Wednesday, July 6, 2011

Kunda (shy)

I am preoccupied tonight by concerns about my shyness.

Not shyness in the usual sense. I think generally people would not regard me as shy. Would be more likely to use words like confident, assertive... maybe reserved.

Undeniably, deeply shy am I. This has been borne home to me this week when I consider how little I know people in the communities I live in. Communities that I have been living in for many years.

How easy it is to engage at a surface level, through the prism of interactions primarily in a non-Indigenous world. Gravitating towards non-Indigenous safety zones. Validating priorities that don't reflect reality outside my working space.

This reinforces to me how deeply culture guides our interactions, for it's not for want of intent or interest on my part that this has occurred. Get out of your cultural depth, and what happens: ghettos. Not in the pernicious sense of the word (although this is certainly possible, at its extreme) but in the sense of familiar worlds. You and me. Not us and them (and we know who we are).

Just like I observe that Eleanor, nearly 3 years old, has a completely different way of interacting socially within her own cultural context and outside it. An easy confidence, quick to play, hesitant to share, but essentially comfortable. In a cross-cultural context, not too bad but her genuine cross-cultural forays are few. Outside her context, she copies what we do. We stand up against the wall with our legs crossed, so does she. We sit on the verandah edge, so does she.
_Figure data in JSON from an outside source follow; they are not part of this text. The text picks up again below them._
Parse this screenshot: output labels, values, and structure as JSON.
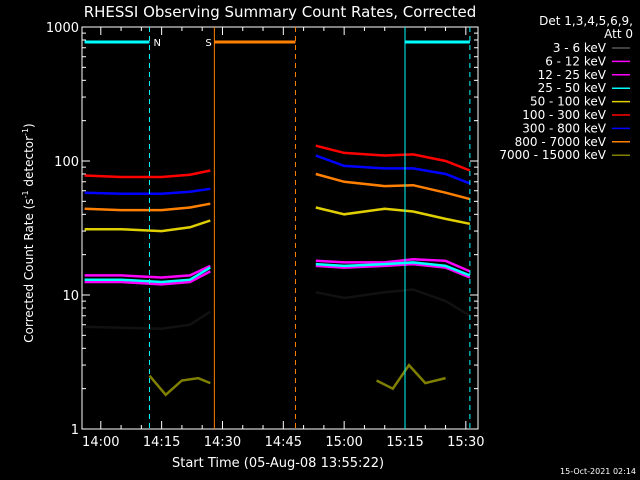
{
  "chart_data": {
    "type": "line",
    "title": "RHESSI Observing Summary Count Rates, Corrected",
    "xlabel": "Start Time (05-Aug-08 13:55:22)",
    "ylabel": "Corrected Count Rate (s",
    "ylabel_sup1": "-1",
    "ylabel_mid": " detector",
    "ylabel_sup2": "-1",
    "ylabel_end": ")",
    "y_scale": "log",
    "ylim": [
      1,
      1000
    ],
    "xlim": [
      "13:55:22",
      "15:33:00"
    ],
    "x_ticks": [
      "14:00",
      "14:15",
      "14:30",
      "14:45",
      "15:00",
      "15:15",
      "15:30"
    ],
    "y_ticks": [
      "1",
      "10",
      "100",
      "1000"
    ],
    "legend_header": [
      "Det 1,3,4,5,6,9,",
      "Att 0"
    ],
    "legend_position": "right",
    "timestamp": "15-Oct-2021 02:14",
    "series": [
      {
        "name": "3 - 6 keV",
        "color": "#000000",
        "segments": [
          {
            "x": [
              "13:56",
              "14:05",
              "14:15",
              "14:22",
              "14:27"
            ],
            "y": [
              5.8,
              5.7,
              5.6,
              6.0,
              7.5
            ]
          },
          {
            "x": [
              "14:53",
              "15:00",
              "15:10",
              "15:17",
              "15:25",
              "15:31"
            ],
            "y": [
              10.5,
              9.5,
              10.5,
              11.0,
              9.0,
              7.0
            ]
          }
        ]
      },
      {
        "name": "6 - 12 keV",
        "color": "#ff00ff",
        "segments": [
          {
            "x": [
              "13:56",
              "14:05",
              "14:15",
              "14:22",
              "14:27"
            ],
            "y": [
              14.0,
              14.0,
              13.5,
              14.0,
              16.5
            ]
          },
          {
            "x": [
              "14:53",
              "15:00",
              "15:10",
              "15:17",
              "15:25",
              "15:31"
            ],
            "y": [
              18.0,
              17.5,
              17.5,
              18.5,
              18.0,
              15.0
            ]
          }
        ]
      },
      {
        "name": "12 - 25 keV",
        "color": "#ff00ff",
        "segments": [
          {
            "x": [
              "13:56",
              "14:05",
              "14:15",
              "14:22",
              "14:27"
            ],
            "y": [
              12.5,
              12.5,
              12.0,
              12.5,
              15.0
            ]
          },
          {
            "x": [
              "14:53",
              "15:00",
              "15:10",
              "15:17",
              "15:25",
              "15:31"
            ],
            "y": [
              16.5,
              16.0,
              16.5,
              17.0,
              16.0,
              13.5
            ]
          }
        ]
      },
      {
        "name": "25 - 50 keV",
        "color": "#00ffff",
        "segments": [
          {
            "x": [
              "13:56",
              "14:05",
              "14:15",
              "14:22",
              "14:27"
            ],
            "y": [
              13.0,
              13.0,
              12.5,
              13.0,
              16.0
            ]
          },
          {
            "x": [
              "14:53",
              "15:00",
              "15:10",
              "15:17",
              "15:25",
              "15:31"
            ],
            "y": [
              17.0,
              16.5,
              17.0,
              17.5,
              16.5,
              14.0
            ]
          }
        ]
      },
      {
        "name": "50 - 100 keV",
        "color": "#e0d000",
        "segments": [
          {
            "x": [
              "13:56",
              "14:05",
              "14:15",
              "14:22",
              "14:27"
            ],
            "y": [
              31,
              31,
              30,
              32,
              36
            ]
          },
          {
            "x": [
              "14:53",
              "15:00",
              "15:10",
              "15:17",
              "15:25",
              "15:31"
            ],
            "y": [
              45,
              40,
              44,
              42,
              37,
              34
            ]
          }
        ]
      },
      {
        "name": "100 - 300 keV",
        "color": "#ff0000",
        "segments": [
          {
            "x": [
              "13:56",
              "14:05",
              "14:15",
              "14:22",
              "14:27"
            ],
            "y": [
              78,
              76,
              76,
              79,
              85
            ]
          },
          {
            "x": [
              "14:53",
              "15:00",
              "15:10",
              "15:17",
              "15:25",
              "15:31"
            ],
            "y": [
              130,
              115,
              110,
              112,
              100,
              85
            ]
          }
        ]
      },
      {
        "name": "300 - 800 keV",
        "color": "#0000ff",
        "segments": [
          {
            "x": [
              "13:56",
              "14:05",
              "14:15",
              "14:22",
              "14:27"
            ],
            "y": [
              58,
              57,
              57,
              59,
              62
            ]
          },
          {
            "x": [
              "14:53",
              "15:00",
              "15:10",
              "15:17",
              "15:25",
              "15:31"
            ],
            "y": [
              110,
              92,
              88,
              88,
              80,
              68
            ]
          }
        ]
      },
      {
        "name": "800 - 7000 keV",
        "color": "#ff8000",
        "segments": [
          {
            "x": [
              "13:56",
              "14:05",
              "14:15",
              "14:22",
              "14:27"
            ],
            "y": [
              44,
              43,
              43,
              45,
              48
            ]
          },
          {
            "x": [
              "14:53",
              "15:00",
              "15:10",
              "15:17",
              "15:25",
              "15:31"
            ],
            "y": [
              80,
              70,
              65,
              66,
              58,
              52
            ]
          }
        ]
      },
      {
        "name": "7000 - 15000 keV",
        "color": "#808000",
        "segments": [
          {
            "x": [
              "14:12",
              "14:16",
              "14:20",
              "14:24",
              "14:27"
            ],
            "y": [
              2.5,
              1.8,
              2.3,
              2.4,
              2.2
            ]
          },
          {
            "x": [
              "15:08",
              "15:12",
              "15:16",
              "15:20",
              "15:25"
            ],
            "y": [
              2.3,
              2.0,
              3.0,
              2.2,
              2.4
            ]
          }
        ]
      }
    ],
    "markers": [
      {
        "label": "N",
        "color": "#00ffff",
        "bar": [
          "13:56",
          "14:12"
        ],
        "dashed_at": "14:12",
        "solid_at": null
      },
      {
        "label": "S",
        "color": "#ff8000",
        "bar": [
          "14:28",
          "14:48"
        ],
        "dashed_at": "14:48",
        "solid_at": "14:28"
      },
      {
        "label": "",
        "color": "#00ffff",
        "bar": [
          "15:15",
          "15:31"
        ],
        "dashed_at": "15:31",
        "solid_at": "15:15"
      }
    ]
  }
}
A few people have said to me 'what an experience she's having!' but I know that's not true. She's living in a remote Aboriginal community, but she's really a Westerner in a Western world. She spends 95% of her time with her parents, in our world. She interacts as we do. She's not living a remote Aboriginal life in the way you might imagine it. Those comments about experience presuppose an immersion that she's not having. Her context is Aboriginal, but her experience is Western.
Mainstream suburban living in the Ngaanyatjarra Lands

So as I find out more about where people live and who they live with this week (by virtue of a series of unrelated events), I am struck by a profound awareness that I should know this information already! I live here. Why would I not have a basic awareness of certain family groups, where they generally live, and who they generally are related to?

The reason being is that my contact is tiny compared to the totality of my life here. The reality of an office environment that dictates documentation as proof of accountability. That targets individuals for reasons informed by Western values not local realities. That dictates enormous amounts of travel to neighbouring communities for reasons of efficiency not effectiveness.

And when I have spare time, I chose comfort. Familiarity. Even when I know I shouldn't, and maybe it would help if I just got out more and talked to the family across the road rather than waving a friendly wave as I searched for my front door key.

I'm kunda. Shy. Just as I would be if I were immersed in a culture overseas and sought out the local Western cafe. Just to relax, read a menu in English, and order a drink that makes sense. It's not really experiencing the place, but from outside it certainly looks like you're there (just don't look too hard or you might find it's harder than you think to really be in an unfamiliar place).